Я без тебя не пью. А ты, при случае, попробуй, загляни внутрь бутылки. Сколько ни вглядывайся, дна не увидишь.
Когда мне было девять лет, у меня на руках была жуткая сыпь – аллергия на пыль. Понимаешь теперь, почему у меня всегда так чисто в комнате?
Я перевязал себе левую руку, попытался ограничить ее функциональность, притворялся больным. Я всю жизнь так делаю: притворяюсь больным и несчастным.
Я стал тем, кем всегда хотел быть. Космонавтом, летчиком, изобретателем.
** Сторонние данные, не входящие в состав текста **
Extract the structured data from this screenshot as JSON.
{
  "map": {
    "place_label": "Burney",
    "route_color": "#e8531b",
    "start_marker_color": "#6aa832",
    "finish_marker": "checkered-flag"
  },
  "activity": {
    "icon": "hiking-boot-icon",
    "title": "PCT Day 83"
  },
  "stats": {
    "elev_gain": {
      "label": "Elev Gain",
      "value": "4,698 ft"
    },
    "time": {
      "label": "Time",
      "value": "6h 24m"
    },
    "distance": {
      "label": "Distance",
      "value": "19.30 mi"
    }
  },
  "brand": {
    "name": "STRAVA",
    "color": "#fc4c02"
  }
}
Я смотрел с вершины Олимпа на проходящих мимо людей и осуждал их. Вглядывался в их сути и снова осуждал. Я возомнил себя тем, кем никогда не был. Был тем, кем никогда себя не возомню.
И если бы я убил отца и переспал с матерью, мой грех не был бы тяжелее чем тот, что я несу на своих плечах. Тот, что я возложил на твои плечи. И я понял только теперь, что значит отождествление любви со страданием. Даже когда коснулась меня эта животворящая беда, я воспринимал эти слова как жадный до геройства в своей младенческой глупости человек. Я думал, что как русалочке мне даётся болью каждый шаг, думал, я терплю это лишь ради того, чтобы быть с тобой рядом.
И я знаю, что ты смеешься надо мной, и я пристыжен твоим смехом, я заслужил!
Я должен был тебя покинуть и, когда покинул, я узнал, о чем плачут любовники. Не о расстоянии, но о неизвестности.
Мириам! Мое счастье.
Если ты можешь, поцелуй руки нашей матери. А я молюсь за нас обоих».